Chuvas irregulares e calor acendem alerta no campo em MS
Chuvas mal distribuídas e temperaturas acima da média elevam o risco para a reta final da colheita da soja e o estabelecimento do milho safrinha no estado
O início do outono acende um sinal de atenção para os produtores de Mato Grosso do Sul.

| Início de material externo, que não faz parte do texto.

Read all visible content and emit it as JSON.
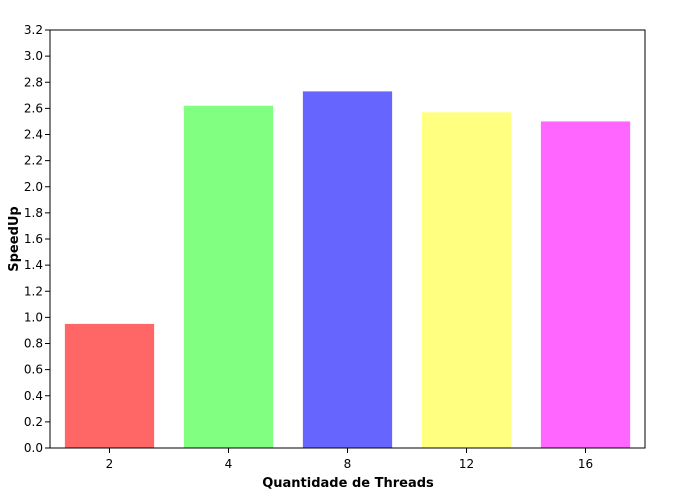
{
  "chart_data": {
    "type": "bar",
    "title": "",
    "xlabel": "Quantidade de Threads",
    "ylabel": "SpeedUp",
    "categories": [
      "2",
      "4",
      "8",
      "12",
      "16"
    ],
    "values": [
      0.95,
      2.62,
      2.73,
      2.57,
      2.5
    ],
    "colors": [
      "#ff6666",
      "#80ff80",
      "#6666ff",
      "#ffff80",
      "#ff66ff"
    ],
    "ylim": [
      0,
      3.2
    ],
    "yticks": [
      "0.0",
      "0.2",
      "0.4",
      "0.6",
      "0.8",
      "1.0",
      "1.2",
      "1.4",
      "1.6",
      "1.8",
      "2.0",
      "2.2",
      "2.4",
      "2.6",
      "2.8",
      "3.0",
      "3.2"
    ],
    "grid": false,
    "legend": "none"
  }
}
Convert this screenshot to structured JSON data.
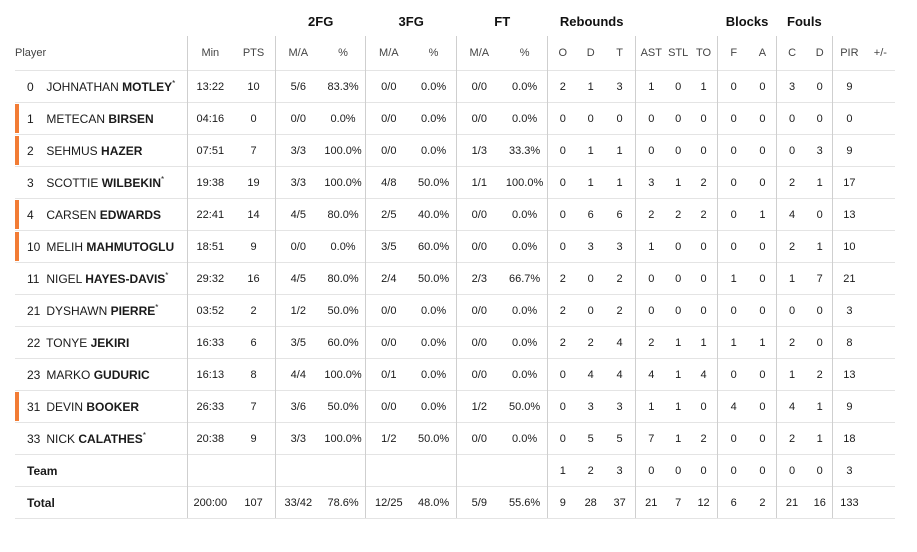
{
  "group_headers": {
    "fg2": "2FG",
    "fg3": "3FG",
    "ft": "FT",
    "reb": "Rebounds",
    "blk": "Blocks",
    "fouls": "Fouls"
  },
  "columns": {
    "player": "Player",
    "min": "Min",
    "pts": "PTS",
    "ma2": "M/A",
    "pct2": "%",
    "ma3": "M/A",
    "pct3": "%",
    "maft": "M/A",
    "pctft": "%",
    "o": "O",
    "d": "D",
    "t": "T",
    "ast": "AST",
    "stl": "STL",
    "to": "TO",
    "bf": "F",
    "ba": "A",
    "fc": "C",
    "fd": "D",
    "pir": "PIR",
    "pm": "+/-"
  },
  "players": [
    {
      "num": "0",
      "first": "JOHNATHAN",
      "last": "MOTLEY",
      "star": "*",
      "bar": false,
      "stats": [
        "13:22",
        "10",
        "5/6",
        "83.3%",
        "0/0",
        "0.0%",
        "0/0",
        "0.0%",
        "2",
        "1",
        "3",
        "1",
        "0",
        "1",
        "0",
        "0",
        "3",
        "0",
        "9",
        ""
      ]
    },
    {
      "num": "1",
      "first": "METECAN",
      "last": "BIRSEN",
      "star": "",
      "bar": true,
      "stats": [
        "04:16",
        "0",
        "0/0",
        "0.0%",
        "0/0",
        "0.0%",
        "0/0",
        "0.0%",
        "0",
        "0",
        "0",
        "0",
        "0",
        "0",
        "0",
        "0",
        "0",
        "0",
        "0",
        ""
      ]
    },
    {
      "num": "2",
      "first": "SEHMUS",
      "last": "HAZER",
      "star": "",
      "bar": true,
      "stats": [
        "07:51",
        "7",
        "3/3",
        "100.0%",
        "0/0",
        "0.0%",
        "1/3",
        "33.3%",
        "0",
        "1",
        "1",
        "0",
        "0",
        "0",
        "0",
        "0",
        "0",
        "3",
        "9",
        ""
      ]
    },
    {
      "num": "3",
      "first": "SCOTTIE",
      "last": "WILBEKIN",
      "star": "*",
      "bar": false,
      "stats": [
        "19:38",
        "19",
        "3/3",
        "100.0%",
        "4/8",
        "50.0%",
        "1/1",
        "100.0%",
        "0",
        "1",
        "1",
        "3",
        "1",
        "2",
        "0",
        "0",
        "2",
        "1",
        "17",
        ""
      ]
    },
    {
      "num": "4",
      "first": "CARSEN",
      "last": "EDWARDS",
      "star": "",
      "bar": true,
      "stats": [
        "22:41",
        "14",
        "4/5",
        "80.0%",
        "2/5",
        "40.0%",
        "0/0",
        "0.0%",
        "0",
        "6",
        "6",
        "2",
        "2",
        "2",
        "0",
        "1",
        "4",
        "0",
        "13",
        ""
      ]
    },
    {
      "num": "10",
      "first": "MELIH",
      "last": "MAHMUTOGLU",
      "star": "",
      "bar": true,
      "stats": [
        "18:51",
        "9",
        "0/0",
        "0.0%",
        "3/5",
        "60.0%",
        "0/0",
        "0.0%",
        "0",
        "3",
        "3",
        "1",
        "0",
        "0",
        "0",
        "0",
        "2",
        "1",
        "10",
        ""
      ]
    },
    {
      "num": "11",
      "first": "NIGEL",
      "last": "HAYES-DAVIS",
      "star": "*",
      "bar": false,
      "stats": [
        "29:32",
        "16",
        "4/5",
        "80.0%",
        "2/4",
        "50.0%",
        "2/3",
        "66.7%",
        "2",
        "0",
        "2",
        "0",
        "0",
        "0",
        "1",
        "0",
        "1",
        "7",
        "21",
        ""
      ]
    },
    {
      "num": "21",
      "first": "DYSHAWN",
      "last": "PIERRE",
      "star": "*",
      "bar": false,
      "stats": [
        "03:52",
        "2",
        "1/2",
        "50.0%",
        "0/0",
        "0.0%",
        "0/0",
        "0.0%",
        "2",
        "0",
        "2",
        "0",
        "0",
        "0",
        "0",
        "0",
        "0",
        "0",
        "3",
        ""
      ]
    },
    {
      "num": "22",
      "first": "TONYE",
      "last": "JEKIRI",
      "star": "",
      "bar": false,
      "stats": [
        "16:33",
        "6",
        "3/5",
        "60.0%",
        "0/0",
        "0.0%",
        "0/0",
        "0.0%",
        "2",
        "2",
        "4",
        "2",
        "1",
        "1",
        "1",
        "1",
        "2",
        "0",
        "8",
        ""
      ]
    },
    {
      "num": "23",
      "first": "MARKO",
      "last": "GUDURIC",
      "star": "",
      "bar": false,
      "stats": [
        "16:13",
        "8",
        "4/4",
        "100.0%",
        "0/1",
        "0.0%",
        "0/0",
        "0.0%",
        "0",
        "4",
        "4",
        "4",
        "1",
        "4",
        "0",
        "0",
        "1",
        "2",
        "13",
        ""
      ]
    },
    {
      "num": "31",
      "first": "DEVIN",
      "last": "BOOKER",
      "star": "",
      "bar": true,
      "stats": [
        "26:33",
        "7",
        "3/6",
        "50.0%",
        "0/0",
        "0.0%",
        "1/2",
        "50.0%",
        "0",
        "3",
        "3",
        "1",
        "1",
        "0",
        "4",
        "0",
        "4",
        "1",
        "9",
        ""
      ]
    },
    {
      "num": "33",
      "first": "NICK",
      "last": "CALATHES",
      "star": "*",
      "bar": false,
      "stats": [
        "20:38",
        "9",
        "3/3",
        "100.0%",
        "1/2",
        "50.0%",
        "0/0",
        "0.0%",
        "0",
        "5",
        "5",
        "7",
        "1",
        "2",
        "0",
        "0",
        "2",
        "1",
        "18",
        ""
      ]
    }
  ],
  "team": {
    "label": "Team",
    "stats": [
      "",
      "",
      "",
      "",
      "",
      "",
      "",
      "",
      "1",
      "2",
      "3",
      "0",
      "0",
      "0",
      "0",
      "0",
      "0",
      "0",
      "3",
      ""
    ]
  },
  "total": {
    "label": "Total",
    "stats": [
      "200:00",
      "107",
      "33/42",
      "78.6%",
      "12/25",
      "48.0%",
      "5/9",
      "55.6%",
      "9",
      "28",
      "37",
      "21",
      "7",
      "12",
      "6",
      "2",
      "21",
      "16",
      "133",
      ""
    ]
  }
}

A previsão de chuvas irregulares e temperaturas acima da média no trimestre chega em um momento estratégico para o campo, justamente durante a reta final da colheita da soja e o avanço do plantio do milho segunda safra 2025/2026.
O cenário climático exige cautela no manejo e reforça a necessidade de monitoramento constante, já que a distribuição irregular das precipitações pode comprometer tanto a finalização da safra de soja quanto o estabelecimento inicial do milho safrinha.

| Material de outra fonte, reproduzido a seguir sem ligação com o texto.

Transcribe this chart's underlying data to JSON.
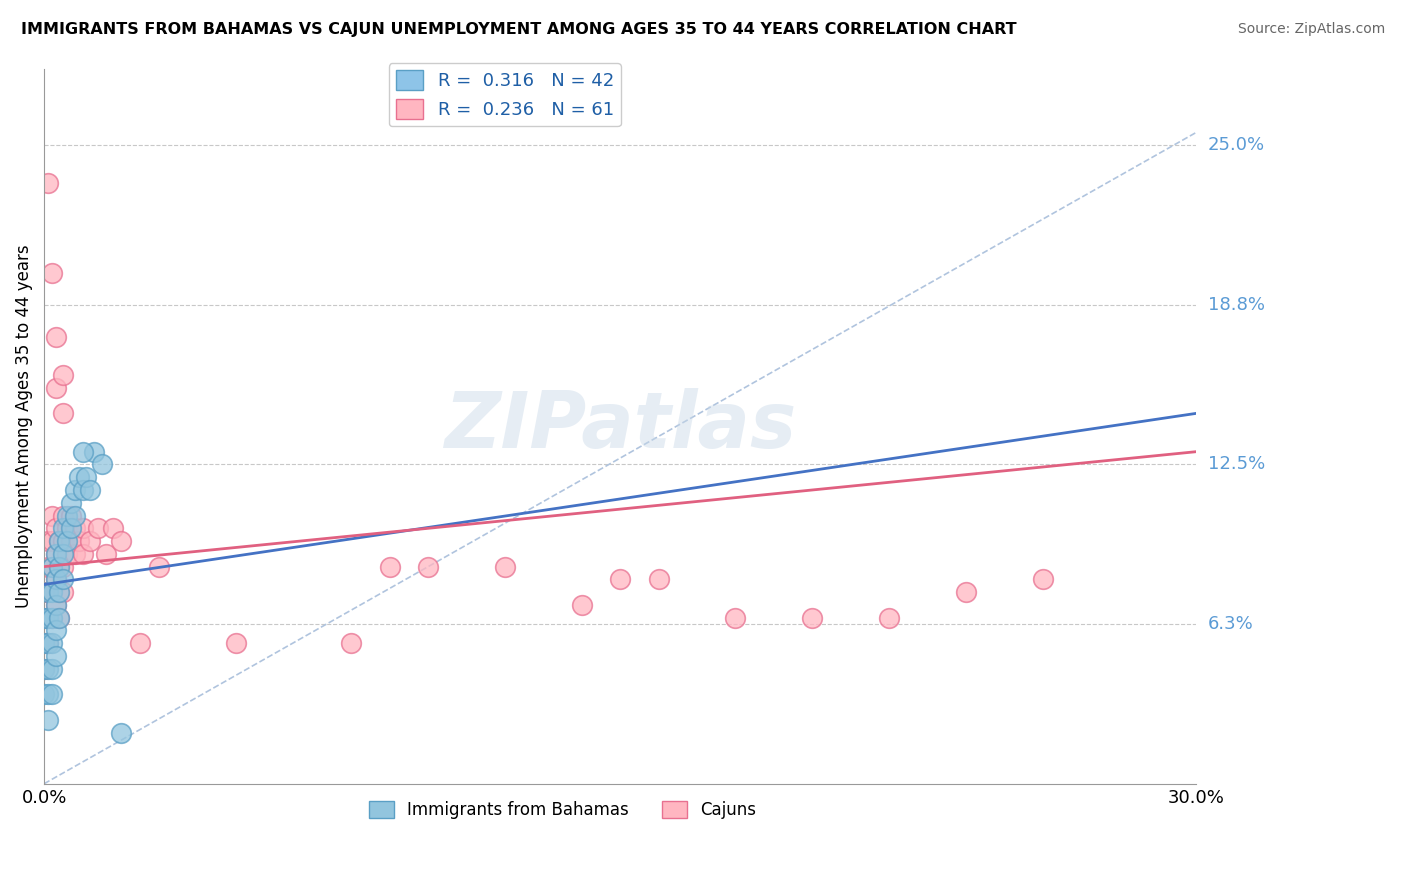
{
  "title": "IMMIGRANTS FROM BAHAMAS VS CAJUN UNEMPLOYMENT AMONG AGES 35 TO 44 YEARS CORRELATION CHART",
  "source": "Source: ZipAtlas.com",
  "ylabel": "Unemployment Among Ages 35 to 44 years",
  "xlim": [
    0.0,
    0.3
  ],
  "ylim": [
    0.0,
    0.28
  ],
  "y_tick_values": [
    0.0625,
    0.125,
    0.1875,
    0.25
  ],
  "y_tick_labels": [
    "6.3%",
    "12.5%",
    "18.8%",
    "25.0%"
  ],
  "legend_entries": [
    {
      "label": "R =  0.316   N = 42",
      "color": "#8ec4e8"
    },
    {
      "label": "R =  0.236   N = 61",
      "color": "#ffb6c1"
    }
  ],
  "background_color": "#ffffff",
  "grid_color": "#c8c8c8",
  "bahamas_color": "#92c5de",
  "cajun_color": "#ffb6c1",
  "bahamas_edge_color": "#5a9fc5",
  "cajun_edge_color": "#e87090",
  "bahamas_trend_color": "#4472c4",
  "cajun_trend_color": "#e06080",
  "ref_line_color": "#b0c4de",
  "bahamas_points": [
    [
      0.0,
      0.065
    ],
    [
      0.0,
      0.055
    ],
    [
      0.0,
      0.045
    ],
    [
      0.0,
      0.035
    ],
    [
      0.001,
      0.075
    ],
    [
      0.001,
      0.065
    ],
    [
      0.001,
      0.055
    ],
    [
      0.001,
      0.045
    ],
    [
      0.001,
      0.035
    ],
    [
      0.001,
      0.025
    ],
    [
      0.002,
      0.085
    ],
    [
      0.002,
      0.075
    ],
    [
      0.002,
      0.065
    ],
    [
      0.002,
      0.055
    ],
    [
      0.002,
      0.045
    ],
    [
      0.002,
      0.035
    ],
    [
      0.003,
      0.09
    ],
    [
      0.003,
      0.08
    ],
    [
      0.003,
      0.07
    ],
    [
      0.003,
      0.06
    ],
    [
      0.003,
      0.05
    ],
    [
      0.004,
      0.095
    ],
    [
      0.004,
      0.085
    ],
    [
      0.004,
      0.075
    ],
    [
      0.004,
      0.065
    ],
    [
      0.005,
      0.1
    ],
    [
      0.005,
      0.09
    ],
    [
      0.005,
      0.08
    ],
    [
      0.006,
      0.105
    ],
    [
      0.006,
      0.095
    ],
    [
      0.007,
      0.11
    ],
    [
      0.007,
      0.1
    ],
    [
      0.008,
      0.115
    ],
    [
      0.008,
      0.105
    ],
    [
      0.009,
      0.12
    ],
    [
      0.01,
      0.115
    ],
    [
      0.011,
      0.12
    ],
    [
      0.012,
      0.115
    ],
    [
      0.013,
      0.13
    ],
    [
      0.015,
      0.125
    ],
    [
      0.02,
      0.02
    ],
    [
      0.01,
      0.13
    ]
  ],
  "cajun_points": [
    [
      0.001,
      0.235
    ],
    [
      0.002,
      0.2
    ],
    [
      0.003,
      0.175
    ],
    [
      0.003,
      0.155
    ],
    [
      0.005,
      0.16
    ],
    [
      0.005,
      0.145
    ],
    [
      0.0,
      0.075
    ],
    [
      0.0,
      0.065
    ],
    [
      0.0,
      0.055
    ],
    [
      0.0,
      0.045
    ],
    [
      0.001,
      0.095
    ],
    [
      0.001,
      0.085
    ],
    [
      0.001,
      0.075
    ],
    [
      0.001,
      0.065
    ],
    [
      0.001,
      0.055
    ],
    [
      0.002,
      0.105
    ],
    [
      0.002,
      0.095
    ],
    [
      0.002,
      0.085
    ],
    [
      0.002,
      0.075
    ],
    [
      0.002,
      0.065
    ],
    [
      0.003,
      0.1
    ],
    [
      0.003,
      0.09
    ],
    [
      0.003,
      0.08
    ],
    [
      0.003,
      0.07
    ],
    [
      0.004,
      0.095
    ],
    [
      0.004,
      0.085
    ],
    [
      0.004,
      0.075
    ],
    [
      0.004,
      0.065
    ],
    [
      0.005,
      0.105
    ],
    [
      0.005,
      0.095
    ],
    [
      0.005,
      0.085
    ],
    [
      0.005,
      0.075
    ],
    [
      0.006,
      0.1
    ],
    [
      0.006,
      0.09
    ],
    [
      0.007,
      0.105
    ],
    [
      0.007,
      0.095
    ],
    [
      0.008,
      0.1
    ],
    [
      0.008,
      0.09
    ],
    [
      0.009,
      0.095
    ],
    [
      0.01,
      0.1
    ],
    [
      0.01,
      0.09
    ],
    [
      0.012,
      0.095
    ],
    [
      0.014,
      0.1
    ],
    [
      0.016,
      0.09
    ],
    [
      0.018,
      0.1
    ],
    [
      0.02,
      0.095
    ],
    [
      0.025,
      0.055
    ],
    [
      0.03,
      0.085
    ],
    [
      0.05,
      0.055
    ],
    [
      0.08,
      0.055
    ],
    [
      0.09,
      0.085
    ],
    [
      0.1,
      0.085
    ],
    [
      0.12,
      0.085
    ],
    [
      0.14,
      0.07
    ],
    [
      0.15,
      0.08
    ],
    [
      0.16,
      0.08
    ],
    [
      0.18,
      0.065
    ],
    [
      0.2,
      0.065
    ],
    [
      0.22,
      0.065
    ],
    [
      0.24,
      0.075
    ],
    [
      0.26,
      0.08
    ]
  ],
  "bahamas_trend": [
    0.0,
    0.3,
    0.078,
    0.145
  ],
  "cajun_trend": [
    0.0,
    0.3,
    0.085,
    0.13
  ],
  "ref_line": [
    0.0,
    0.3,
    0.0,
    0.255
  ]
}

Chuvas devem ser mal distribuídas ao longo do trimestre
De acordo com o boletim do Centro de Monitoramento do Tempo e do Clima de Mato Grosso do Sul, a tendência para o outono é de chuvas mal distribuídas em diferentes regiões do estado.
Os volumes previstos podem variar ao longo do trimestre e ficar dentro ou abaixo da média histórica, dependendo da localidade.

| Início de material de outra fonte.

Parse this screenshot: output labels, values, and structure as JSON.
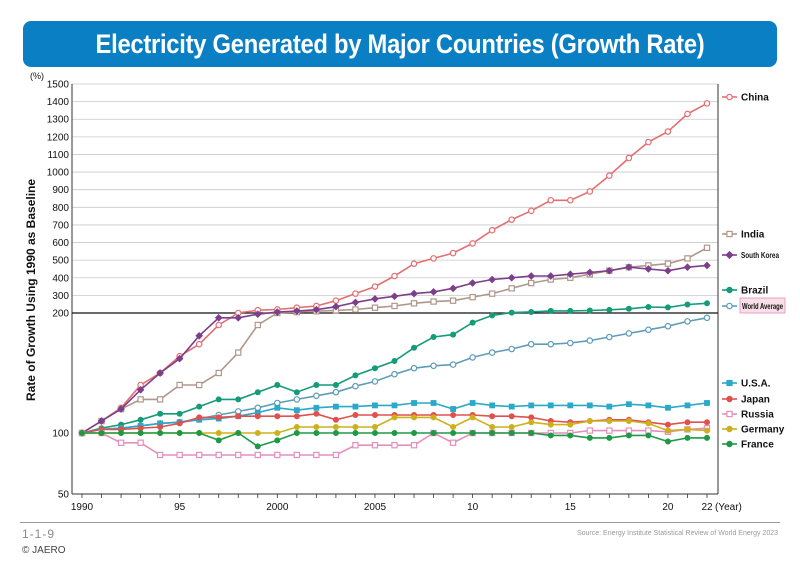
{
  "header": {
    "title": "Electricity Generated by Major Countries (Growth Rate)"
  },
  "footer": {
    "figure_number": "1-1-9",
    "copyright": "© JAERO",
    "source": "Source: Energy Institute Statistical Review of World Energy 2023"
  },
  "chart_data": {
    "type": "line",
    "ylabel": "Rate of Growth Using 1990 as Baseline",
    "yunit": "(%)",
    "xunit": "(Year)",
    "x": [
      1990,
      1991,
      1992,
      1993,
      1994,
      1995,
      1996,
      1997,
      1998,
      1999,
      2000,
      2001,
      2002,
      2003,
      2004,
      2005,
      2006,
      2007,
      2008,
      2009,
      2010,
      2011,
      2012,
      2013,
      2014,
      2015,
      2016,
      2017,
      2018,
      2019,
      2020,
      2021,
      2022
    ],
    "x_tick_labels": [
      "1990",
      "95",
      "2000",
      "2005",
      "10",
      "15",
      "20",
      "22"
    ],
    "x_tick_values": [
      1990,
      1995,
      2000,
      2005,
      2010,
      2015,
      2020,
      2022
    ],
    "y_scale": "linear above 200, compressed below 200 (50, 100, 200)",
    "y_ticks_upper": [
      200,
      300,
      400,
      500,
      600,
      700,
      800,
      900,
      1000,
      1100,
      1200,
      1300,
      1400,
      1500
    ],
    "y_ticks_lower": [
      50,
      100
    ],
    "ylim": [
      50,
      1500
    ],
    "baseline": 200,
    "series": [
      {
        "name": "China",
        "color": "#e46f72",
        "marker": "circle-open",
        "values": [
          100,
          110,
          121,
          140,
          150,
          164,
          174,
          190,
          200,
          216,
          220,
          230,
          240,
          270,
          310,
          350,
          410,
          480,
          510,
          540,
          595,
          670,
          730,
          780,
          840,
          840,
          890,
          980,
          1080,
          1170,
          1230,
          1330,
          1390
        ]
      },
      {
        "name": "India",
        "color": "#b0978a",
        "marker": "square-open",
        "values": [
          100,
          110,
          120,
          128,
          128,
          140,
          140,
          150,
          167,
          190,
          200,
          205,
          210,
          215,
          220,
          230,
          240,
          255,
          265,
          270,
          290,
          310,
          340,
          370,
          390,
          400,
          420,
          440,
          460,
          470,
          480,
          510,
          570
        ]
      },
      {
        "name": "South Korea",
        "color": "#7d3f8c",
        "marker": "diamond",
        "values": [
          100,
          110,
          120,
          136,
          150,
          162,
          181,
          196,
          196,
          199,
          205,
          211,
          219,
          236,
          260,
          280,
          295,
          310,
          320,
          340,
          370,
          390,
          400,
          410,
          410,
          420,
          430,
          440,
          460,
          450,
          440,
          460,
          470
        ]
      },
      {
        "name": "Brazil",
        "color": "#149b77",
        "marker": "circle",
        "values": [
          100,
          104,
          107,
          111,
          116,
          116,
          122,
          128,
          128,
          134,
          140,
          134,
          140,
          140,
          148,
          154,
          160,
          171,
          180,
          182,
          192,
          198,
          202,
          206,
          212,
          212,
          214,
          218,
          224,
          234,
          232,
          248,
          255
        ]
      },
      {
        "name": "World Average",
        "color": "#5e9cb7",
        "marker": "circle-open",
        "values": [
          100,
          103,
          104,
          106,
          108,
          109,
          112,
          115,
          118,
          121,
          125,
          128,
          131,
          134,
          139,
          143,
          149,
          154,
          156,
          157,
          163,
          167,
          170,
          174,
          174,
          175,
          177,
          180,
          183,
          186,
          189,
          193,
          196
        ]
      },
      {
        "name": "U.S.A.",
        "color": "#2aa9c9",
        "marker": "square",
        "values": [
          100,
          103,
          104,
          106,
          108,
          109,
          111,
          112,
          114,
          117,
          121,
          119,
          121,
          122,
          122,
          123,
          123,
          125,
          125,
          120,
          125,
          123,
          122,
          123,
          123,
          123,
          123,
          122,
          124,
          123,
          121,
          123,
          125
        ]
      },
      {
        "name": "Japan",
        "color": "#e0504f",
        "marker": "circle",
        "values": [
          100,
          103,
          103,
          104,
          105,
          108,
          113,
          113,
          114,
          114,
          114,
          114,
          116,
          111,
          115,
          115,
          115,
          115,
          115,
          115,
          115,
          114,
          114,
          113,
          110,
          109,
          110,
          111,
          111,
          109,
          107,
          109,
          109
        ]
      },
      {
        "name": "Russia",
        "color": "#e48fbd",
        "marker": "square-open",
        "values": [
          100,
          100,
          92,
          92,
          82,
          82,
          82,
          82,
          82,
          82,
          82,
          82,
          82,
          82,
          90,
          90,
          90,
          90,
          100,
          92,
          100,
          100,
          100,
          100,
          100,
          100,
          102,
          102,
          102,
          102,
          101,
          103,
          104
        ]
      },
      {
        "name": "Germany",
        "color": "#cdb11c",
        "marker": "circle",
        "values": [
          100,
          100,
          100,
          100,
          100,
          100,
          100,
          100,
          100,
          100,
          100,
          105,
          105,
          105,
          105,
          105,
          113,
          113,
          113,
          105,
          113,
          105,
          105,
          109,
          107,
          107,
          110,
          110,
          110,
          108,
          102,
          103,
          102
        ]
      },
      {
        "name": "France",
        "color": "#1e9a46",
        "marker": "circle",
        "values": [
          100,
          100,
          100,
          100,
          100,
          100,
          100,
          94,
          100,
          89,
          94,
          100,
          100,
          100,
          100,
          100,
          100,
          100,
          100,
          100,
          100,
          100,
          100,
          100,
          98,
          98,
          96,
          96,
          98,
          98,
          93,
          96,
          96
        ]
      }
    ]
  }
}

Nas áreas do centro-sul de Mato Grosso do Sul, a previsão aponta maior probabilidade de precipitações abaixo do esperado, o que aumenta a preocupação principalmente para o milho de segunda safra, que entra em uma fase sensível de implantação.
Calor acima da média eleva risco de estresse hídrico
Outro fator de atenção para o produtor é a previsão de temperaturas acima da média climatológica.
A tendência indica maior frequência de dias quentes ao longo do outono, condição que eleva a evapotranspiração e aumenta a demanda hídrica das culturas.
Na prática, isso significa que, se a chuva falhar ou se concentrar de forma irregular, o risco de estresse hídrico pode crescer, principalmente nas áreas recém-semeadas com milho safrinha.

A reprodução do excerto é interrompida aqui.